M: "You know why I love being with you? I know that I'll never die of a fire from a stove left on or drown in my apartment because the toilet's been running all night."

.... 10 minutes go by ....

me: "Oh my gosh, can you really die from a toilet running all night???" (cue internal freak out)

M: "No Laura...this second story apartment is hardly the Titanic."

me: "Oh. Okay, right."

M: "Goodnight Laura"

me: "Goodnight."

xoxo.

8.14.2011

white inspiration.


Lately I've been thinking a lot about getting the most bang for your buck while planning a wedding. I used to want a wedding built out of tons of tiny details, hand crafted paper supplies, and DIY everything. Now that I'm a full fledged event planner by trade (hooray for my new job!) I'm beginning to learn how much events actually cost. For example, when ordering food for a ONE HOUR VIP reception for say, 125 people, passed hors d'oeuvres and an open bar of one white wine and one red wine will run you about $1500. Holy Moses. With a guest list the size my parents prepared for my older sisters wedding.. well, the cost goes up substantially. For one. hour. of entertainment. So instead of thinking of millions of minuscule details now I'm looking for low-cost big-impact design ideas. Such as long tables with clean white linens and grey table runners (no centerpieces needed -- just bottles for water and lemonade and a few votives will do). Or a bouquet of baby's breath or white carnations, all bunched together with lambs ear leaves as a way to give former filler flowers more weight. After all, I'd hate for the little things to get in the way of what's most important: spending the day with the people we love. xoxo.

8.07.2011

talks w/ M.


Yesterday M and I were driving in the car, talking about our relationship as we often do while driving. (For some reason it's always easier to talk freely when we're not facing each other. And there's something about driving that makes us calm and well, talkative). We were talking about how much the direction of our lives have changed:

M: "I feel like someday I'm just going to wake up and be a husband and father."

me: "Uh huh."

M: "And just the other day, I was sitting there thinking about the last time I ate meat. I haven't had meat yet this week..."

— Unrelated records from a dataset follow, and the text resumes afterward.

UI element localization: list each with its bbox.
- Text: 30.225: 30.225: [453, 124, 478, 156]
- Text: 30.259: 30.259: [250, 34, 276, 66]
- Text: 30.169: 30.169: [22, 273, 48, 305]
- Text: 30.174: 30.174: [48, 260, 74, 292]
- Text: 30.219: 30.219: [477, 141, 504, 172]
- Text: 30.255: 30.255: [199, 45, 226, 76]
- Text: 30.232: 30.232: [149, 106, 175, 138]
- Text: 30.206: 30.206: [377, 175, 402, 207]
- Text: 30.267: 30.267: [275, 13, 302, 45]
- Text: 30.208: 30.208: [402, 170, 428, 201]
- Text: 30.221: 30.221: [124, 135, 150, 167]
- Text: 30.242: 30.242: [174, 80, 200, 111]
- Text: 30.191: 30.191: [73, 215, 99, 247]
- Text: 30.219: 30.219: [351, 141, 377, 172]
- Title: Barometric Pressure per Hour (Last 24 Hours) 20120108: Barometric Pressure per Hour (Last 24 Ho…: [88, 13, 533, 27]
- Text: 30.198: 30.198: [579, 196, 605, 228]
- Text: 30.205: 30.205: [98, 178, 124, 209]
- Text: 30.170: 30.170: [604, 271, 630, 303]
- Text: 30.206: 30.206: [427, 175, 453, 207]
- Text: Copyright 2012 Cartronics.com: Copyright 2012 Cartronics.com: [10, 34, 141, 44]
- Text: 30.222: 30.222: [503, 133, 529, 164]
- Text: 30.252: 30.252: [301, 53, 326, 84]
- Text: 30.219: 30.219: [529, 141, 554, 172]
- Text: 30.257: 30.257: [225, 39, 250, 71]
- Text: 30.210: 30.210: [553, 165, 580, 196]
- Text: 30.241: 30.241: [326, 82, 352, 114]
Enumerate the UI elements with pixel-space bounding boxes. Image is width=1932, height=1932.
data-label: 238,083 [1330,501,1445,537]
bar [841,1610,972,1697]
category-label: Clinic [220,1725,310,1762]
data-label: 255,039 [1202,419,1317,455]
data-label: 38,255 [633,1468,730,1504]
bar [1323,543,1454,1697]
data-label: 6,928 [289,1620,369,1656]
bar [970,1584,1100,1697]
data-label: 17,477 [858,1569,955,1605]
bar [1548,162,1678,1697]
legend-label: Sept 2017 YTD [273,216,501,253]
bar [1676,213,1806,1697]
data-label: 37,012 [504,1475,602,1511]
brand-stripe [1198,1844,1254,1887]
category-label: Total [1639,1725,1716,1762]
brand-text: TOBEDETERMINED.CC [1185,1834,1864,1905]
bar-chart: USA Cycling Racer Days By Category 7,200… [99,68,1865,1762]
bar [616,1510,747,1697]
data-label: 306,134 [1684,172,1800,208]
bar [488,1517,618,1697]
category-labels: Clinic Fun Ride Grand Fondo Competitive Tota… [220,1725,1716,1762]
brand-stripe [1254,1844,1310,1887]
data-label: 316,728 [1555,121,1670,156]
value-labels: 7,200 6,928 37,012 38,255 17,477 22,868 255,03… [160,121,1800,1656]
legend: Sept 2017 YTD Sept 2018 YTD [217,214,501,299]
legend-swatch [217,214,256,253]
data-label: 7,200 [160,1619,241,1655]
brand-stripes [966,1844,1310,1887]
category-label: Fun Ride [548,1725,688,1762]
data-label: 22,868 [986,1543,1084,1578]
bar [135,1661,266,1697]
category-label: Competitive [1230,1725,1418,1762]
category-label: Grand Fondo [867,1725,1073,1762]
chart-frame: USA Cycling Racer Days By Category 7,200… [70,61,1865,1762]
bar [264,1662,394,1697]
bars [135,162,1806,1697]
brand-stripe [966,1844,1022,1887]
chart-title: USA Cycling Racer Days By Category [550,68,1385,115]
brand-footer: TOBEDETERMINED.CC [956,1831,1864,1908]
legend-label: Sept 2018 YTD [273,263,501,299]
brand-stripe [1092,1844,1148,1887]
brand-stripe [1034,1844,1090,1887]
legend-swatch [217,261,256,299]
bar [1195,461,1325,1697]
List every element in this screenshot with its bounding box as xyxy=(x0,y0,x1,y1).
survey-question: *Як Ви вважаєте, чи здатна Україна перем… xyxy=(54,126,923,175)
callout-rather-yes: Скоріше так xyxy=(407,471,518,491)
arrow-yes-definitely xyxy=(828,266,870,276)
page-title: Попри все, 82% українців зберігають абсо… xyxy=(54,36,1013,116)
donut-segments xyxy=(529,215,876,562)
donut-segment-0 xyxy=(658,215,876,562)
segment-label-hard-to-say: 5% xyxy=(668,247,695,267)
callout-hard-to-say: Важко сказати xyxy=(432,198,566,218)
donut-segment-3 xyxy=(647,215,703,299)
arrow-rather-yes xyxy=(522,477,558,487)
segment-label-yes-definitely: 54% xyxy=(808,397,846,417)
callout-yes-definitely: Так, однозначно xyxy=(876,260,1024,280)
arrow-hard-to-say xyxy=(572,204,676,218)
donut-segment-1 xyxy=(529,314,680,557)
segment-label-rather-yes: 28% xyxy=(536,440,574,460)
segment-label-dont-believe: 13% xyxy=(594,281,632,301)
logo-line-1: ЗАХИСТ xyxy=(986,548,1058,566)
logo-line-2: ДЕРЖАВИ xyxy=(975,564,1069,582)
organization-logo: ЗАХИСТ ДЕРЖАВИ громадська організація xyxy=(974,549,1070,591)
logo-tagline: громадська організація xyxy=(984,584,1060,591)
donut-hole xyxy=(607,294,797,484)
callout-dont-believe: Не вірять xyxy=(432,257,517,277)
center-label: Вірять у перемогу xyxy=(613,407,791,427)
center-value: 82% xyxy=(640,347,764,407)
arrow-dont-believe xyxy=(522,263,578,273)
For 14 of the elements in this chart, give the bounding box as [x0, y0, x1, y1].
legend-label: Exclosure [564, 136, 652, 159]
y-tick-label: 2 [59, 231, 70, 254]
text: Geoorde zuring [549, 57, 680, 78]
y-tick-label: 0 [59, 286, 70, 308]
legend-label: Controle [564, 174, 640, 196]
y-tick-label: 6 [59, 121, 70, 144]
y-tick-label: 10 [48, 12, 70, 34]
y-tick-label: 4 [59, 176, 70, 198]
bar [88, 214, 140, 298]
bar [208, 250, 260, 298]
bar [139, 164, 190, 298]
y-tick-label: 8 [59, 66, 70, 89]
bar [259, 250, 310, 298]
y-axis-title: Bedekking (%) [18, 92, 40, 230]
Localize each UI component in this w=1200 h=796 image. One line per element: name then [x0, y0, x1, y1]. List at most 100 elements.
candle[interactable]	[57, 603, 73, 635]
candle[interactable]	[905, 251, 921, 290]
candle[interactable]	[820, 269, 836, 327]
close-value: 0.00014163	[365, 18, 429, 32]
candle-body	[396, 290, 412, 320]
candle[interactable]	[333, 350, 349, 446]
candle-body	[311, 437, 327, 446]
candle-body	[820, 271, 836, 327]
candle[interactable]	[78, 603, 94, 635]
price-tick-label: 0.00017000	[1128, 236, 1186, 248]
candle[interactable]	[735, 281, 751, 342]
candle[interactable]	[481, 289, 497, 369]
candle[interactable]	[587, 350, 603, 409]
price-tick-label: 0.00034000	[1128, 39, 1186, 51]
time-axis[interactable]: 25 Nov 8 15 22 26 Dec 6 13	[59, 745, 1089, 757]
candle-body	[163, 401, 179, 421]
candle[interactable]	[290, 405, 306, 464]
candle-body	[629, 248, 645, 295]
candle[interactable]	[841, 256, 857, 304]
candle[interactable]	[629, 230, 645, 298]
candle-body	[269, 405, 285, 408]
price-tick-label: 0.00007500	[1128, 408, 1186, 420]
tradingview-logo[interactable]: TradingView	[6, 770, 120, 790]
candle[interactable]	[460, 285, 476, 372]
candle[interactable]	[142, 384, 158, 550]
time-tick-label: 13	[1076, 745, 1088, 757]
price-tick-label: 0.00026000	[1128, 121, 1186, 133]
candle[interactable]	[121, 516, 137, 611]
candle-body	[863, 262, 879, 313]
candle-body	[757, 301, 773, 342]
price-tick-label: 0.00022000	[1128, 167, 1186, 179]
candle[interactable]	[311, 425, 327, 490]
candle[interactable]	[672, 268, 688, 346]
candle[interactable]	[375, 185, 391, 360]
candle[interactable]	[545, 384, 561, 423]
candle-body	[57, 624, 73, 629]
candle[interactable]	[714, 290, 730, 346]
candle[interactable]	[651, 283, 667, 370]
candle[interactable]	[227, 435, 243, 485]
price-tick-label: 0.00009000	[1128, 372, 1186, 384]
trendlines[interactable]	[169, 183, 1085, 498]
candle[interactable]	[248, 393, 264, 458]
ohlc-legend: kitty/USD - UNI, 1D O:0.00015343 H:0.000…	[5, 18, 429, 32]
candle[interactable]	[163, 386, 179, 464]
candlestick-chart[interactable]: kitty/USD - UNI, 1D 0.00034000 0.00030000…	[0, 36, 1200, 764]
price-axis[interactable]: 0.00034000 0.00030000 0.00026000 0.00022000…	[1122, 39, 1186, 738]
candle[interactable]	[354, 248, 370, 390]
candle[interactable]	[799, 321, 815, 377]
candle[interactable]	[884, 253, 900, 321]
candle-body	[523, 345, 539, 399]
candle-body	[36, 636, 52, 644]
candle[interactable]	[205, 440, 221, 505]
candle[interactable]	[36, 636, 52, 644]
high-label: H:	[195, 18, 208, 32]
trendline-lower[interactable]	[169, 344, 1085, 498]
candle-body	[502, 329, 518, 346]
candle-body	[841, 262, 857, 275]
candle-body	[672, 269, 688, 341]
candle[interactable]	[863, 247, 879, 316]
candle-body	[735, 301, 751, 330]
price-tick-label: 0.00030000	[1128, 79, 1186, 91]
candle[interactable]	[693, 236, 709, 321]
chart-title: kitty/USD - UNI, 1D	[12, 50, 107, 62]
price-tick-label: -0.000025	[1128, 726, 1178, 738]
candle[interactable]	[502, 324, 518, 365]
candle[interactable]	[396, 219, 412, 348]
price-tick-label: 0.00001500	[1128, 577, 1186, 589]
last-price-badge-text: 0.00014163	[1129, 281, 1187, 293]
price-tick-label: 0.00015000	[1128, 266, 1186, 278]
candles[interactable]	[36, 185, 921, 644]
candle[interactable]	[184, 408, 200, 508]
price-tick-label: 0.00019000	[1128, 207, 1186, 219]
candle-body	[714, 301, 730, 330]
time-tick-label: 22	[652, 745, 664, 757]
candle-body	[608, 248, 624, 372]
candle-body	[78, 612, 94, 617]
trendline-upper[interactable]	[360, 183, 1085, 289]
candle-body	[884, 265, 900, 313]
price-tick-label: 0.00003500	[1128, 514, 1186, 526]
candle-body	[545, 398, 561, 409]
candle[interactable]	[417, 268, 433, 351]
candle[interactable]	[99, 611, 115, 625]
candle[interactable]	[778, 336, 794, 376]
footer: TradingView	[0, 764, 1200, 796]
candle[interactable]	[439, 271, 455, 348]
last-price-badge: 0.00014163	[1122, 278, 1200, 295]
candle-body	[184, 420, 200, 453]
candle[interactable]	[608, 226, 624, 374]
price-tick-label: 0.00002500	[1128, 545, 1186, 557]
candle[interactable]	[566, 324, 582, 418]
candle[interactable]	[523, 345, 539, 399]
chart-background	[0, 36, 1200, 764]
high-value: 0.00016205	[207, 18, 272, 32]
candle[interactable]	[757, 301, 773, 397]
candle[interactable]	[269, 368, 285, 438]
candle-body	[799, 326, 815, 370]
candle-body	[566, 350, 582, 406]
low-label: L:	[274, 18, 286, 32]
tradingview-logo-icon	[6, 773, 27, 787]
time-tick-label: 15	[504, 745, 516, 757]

me: "That's great baby... "

M: "It's like someday I'm going to wake up and be a vegetarian."

me: "Uh huh..."

M: "...and honestly, that scares me the most of all."

me (bewildered): "More than the whole husband and father thing?"

M (really seriously): "Definitely."

8.06.2011

lived in spaces.


I adore the grey-brown walls in this home's living room, shot by Andrea Hubbell as part of her Living Space tour. This home is warm and welcoming, organized and yet a little lived in too. I also appreciate the low bookshelves in the library area -- it keeps the quantity from being overwhelming, while still showcasing the owner's book collection.

8.05.2011

celebration rings.


I love the idea of an evolving engagement or wedding ring. These celebration rings allow you to change your style as you age and can be purchased for any number of milestones throughout life. I also love the mix of gold and silver, antique and modern in both stacks... it's definitely a look I'd like to create for myself.